ACh hoch betruͤbter Freund was ſoll ich dir doch ſchreibē
Jetzt da dein treues Hertz in heiſſem Blute ſchwimmt!
Darff mein elender Reim den Seelen-Riß auffreiben?
Den ſtets ein neues Weh/ und herbes Ach! ergrimmt.
Denn ſolche Schmertzen ſind zu groſſen Potentaten/
Der beſte Redner wird hier ſprachloß und verſtummt/
Dein bleiches Angeſicht/ die Augen wie Granaten/
Und der erſchrockne Leib in ſchwartzen Flor vermummt/
Zu dem der Mutter Leid und aͤngſtlich Haͤnde ringen/
Der Schweſter Jam̃er-Gall/ der Freundſchafft Thraͤnē-See/
Die laſſen mich kein Lied bey ſolchem Zuſtand ſingen/
Jndem ich ſelbſt nicht weiß ob ich bey Todten ſteh.
Jch ſeh dein Hochzeit-Bett in einen Sarch verkehret/
Eh noch die Cynthia uns neunmal angelacht/
So wird dein Rebenſtock ſambt Bluͤth und Frucht verheeret/
Muß deſſen ſeyn ein Grab/ dem er das Leben bracht.

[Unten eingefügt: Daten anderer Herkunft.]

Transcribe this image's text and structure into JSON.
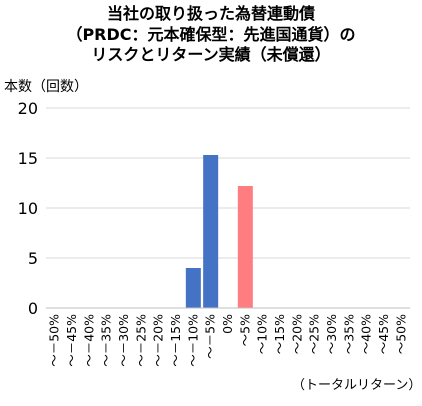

Ach haͤngt Geburt und Tod in ſo genauen Ketten/
Und ſol das Leben denn des Sterbens Nachbar ſeyn!
Die Stunde ſo uns heiſt das groſſe Rund betreten
Fuͤhrt uns offt wieder ab/ und in das Grab hinein/
Schien nicht des Himmels Gunſt vollkommen dir geneiget/
Als in dem erſten Lentz die Blume deiner Eh
Was nur ergetzen kan/ anmuthig hat gezeiget?
Floß dir nicht Segen zu von der geſtirnten Hoͤh?
Es brandte deine Lieb in unzertrennten Flammen/
Sie war dein Augen-Troſt/ du ihrer Wuͤnſche Ziel/
Und goͤldner Friede band euch dergeſtalt zuſammen/
Daß nichts als Freud und Luſt in beyder Armen fiel.
Wer haͤtte da vermeynt (und war es zu ergruͤnden?)
Daß nach ſo kurtzer Zeit du deine Seelen-Luſt
Jns Leich-Tuch eingehuͤllt/ im Sarche ſolteſt finden?
Ach unverhoffter Fall/ und ſchmertzlicher Verluſt!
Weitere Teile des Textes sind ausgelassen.